The present invention relates to a light source unit for an exposure apparatus employed for, for example, forming a phosphor screen of a color picture tube.
Conventionally, some exposure apparatus of this type has had a structure such that a cylindrical, light-emitting tube is covered with a screen sleeve having a slit in the circumferential direction and rotated around the vertical axis normal to the axis of the tube, thereby functioning as a spotlight source.

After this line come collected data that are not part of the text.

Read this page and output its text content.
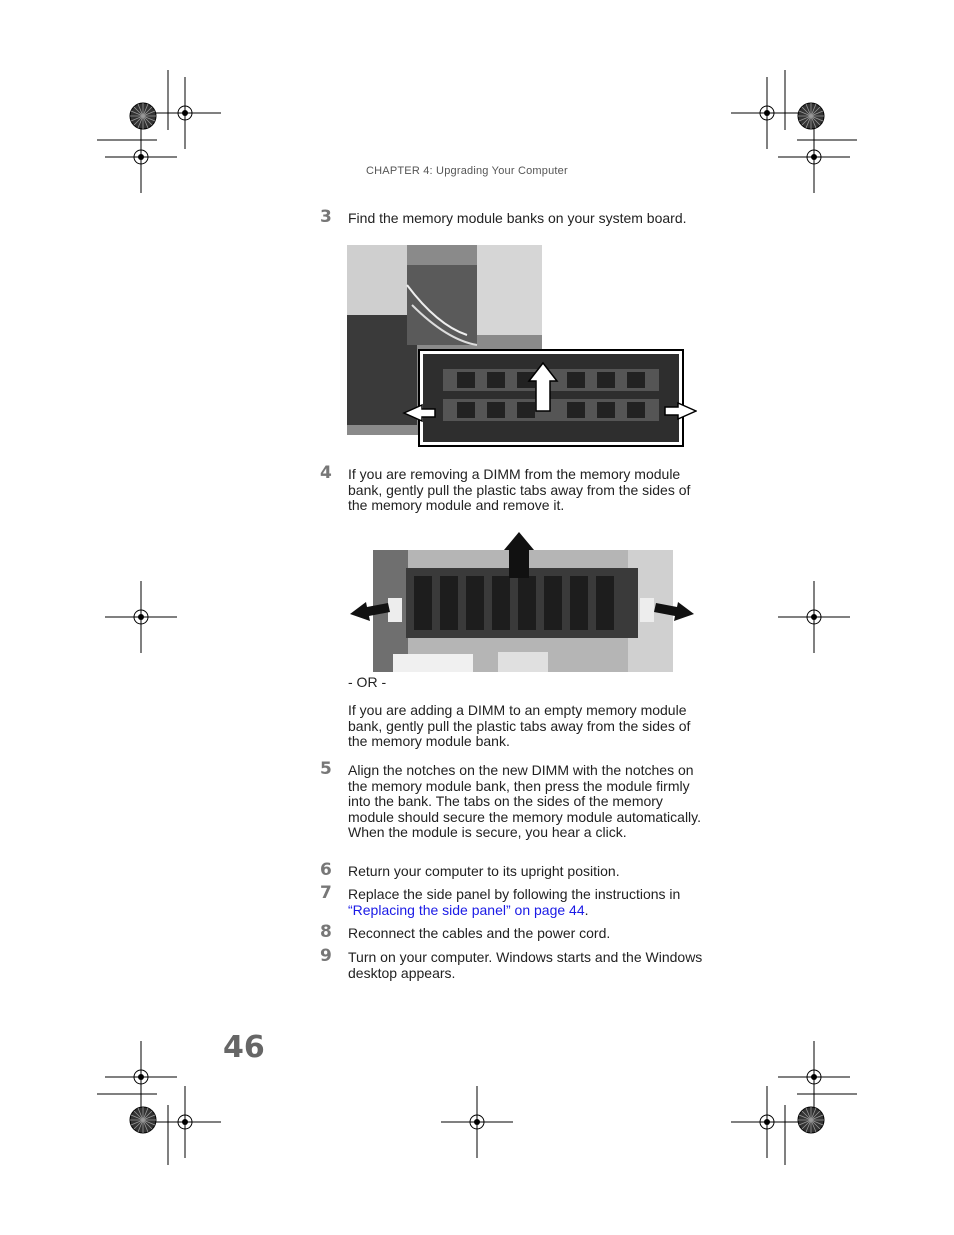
CHAPTER 4: Upgrading Your Computer
3 Find the memory module banks on your system board.
4 If you are removing a DIMM from the memory module bank, gently pull the plastic tabs away from the sides of the memory module and remove it.
- OR -
If you are adding a DIMM to an empty memory module bank, gently pull the plastic tabs away from the sides of the memory module bank.
5 Align the notches on the new DIMM with the notches on the memory module bank, then press the module firmly into the bank. The tabs on the sides of the memory module should secure the memory module automatically. When the module is secure, you hear a click.
6 Return your computer to its upright position.
7 Replace the side panel by following the instructions in “Replacing the side panel” on page 44.
8 Reconnect the cables and the power cord.
9 Turn on your computer. Windows starts and the Windows desktop appears.
46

In other words, the light source unit thus obtained is arranged on the central normal line of the internal surface forming the phosphor screen of the color picture tube panel so that the slit of the screen sleeve faces the internal surface of the panel and the light from the light source is allowed to pass through a shadow mask with, for example, dotlike apertures whereby exposure patterns, corresponding to dotlike picture elements, are obtained on the photo sensitive film formed on the inner surface of the panel.
In order to prevent the adjoining picture element from being subjected to light from the light source, even when the electron beam irradiating position deviates in the radial direction directing from the center of the panel to the periphery of the panel due to the irregularity of the deflection coil fitting position or the like, it is desirable that the exposure pattern be flat and small especially in the above-mentioned radial direction of the panel, because the space between the adjoining exposure patterns thus becomes large in the radial direction, enabling a sufficient allowance to be obtained for the scattering of the electron beams in the beam direction.
However, the problem arises that, when the light emitting tube which may, for example, be a mercury tube, is separated from the screen sleeve and the space thus created is filled with water for cooling purposes, the degree of flatness of each exposure pattern is reduced.
Thus in the case where, for example, a light source comprising a mercury lamp 1 which is covered with a sleeve 2 and water 3 between the lamp and the sleeve as shown in FIG. 1 is self-rotated in the direction of the arrow, and an arc light 4, passing through a slit 2A, is applied to the inner surface of the panel 6 through a shadow mask 5 as shown in FIGS. 2 and 3; the position exposed in the radial or circumferential direction of the mercury lamp 1 as shown in FIG. 2, viz., the longitudinal direction of the slit 2A differs from the position exposed in the axial direction of the mercury lamp 1, viz., the cross or width direction of the slit 2A as shown in FIG. 3, so that the centers of the two spots 7 and 8 deviate from each other at the periphery of the panel 6 as shown in FIG. 4 and a synthetic exposure pattern 9 defined by a broken line is obtained.
However, since this type of apparatus is of gap type, with the mercury lamp 1 and the sleeve 2 separated as mentioned above, the exposed spot 8 in the axial direction of the mercury lamp deviates toward the periphery of the panel, making the synthetic exposure pattern 3 larger in the radial direction than when the mercury lamp 1 and the sleeve 2 are in close contact.
To prevent problems arising from the directional deviation of the exposure pattern, a method has been proposed, in the U.S. Pat. No. 4,586,799, according to which a saddle-shaped lens is employed. This method is intended to correct the apparent rise of the light source by utilizing the refraction of light through the saddle-shaped lens whose thickness is varied between the axial direction of the light-emitting tube and the direction normal to the axial direction, but the uniform correction of the apparent rise of the light source throughout the entire surface of the panel is not always satisfactory. Accordingly, since the resultant exposure pattern itself becomes a light-emitting position, it has not been possible, heretofore, to employ the rotary exposure system using a large quantity of light for the formation of a black matrix requiring a specifically high degree of accuracy in both position and shape.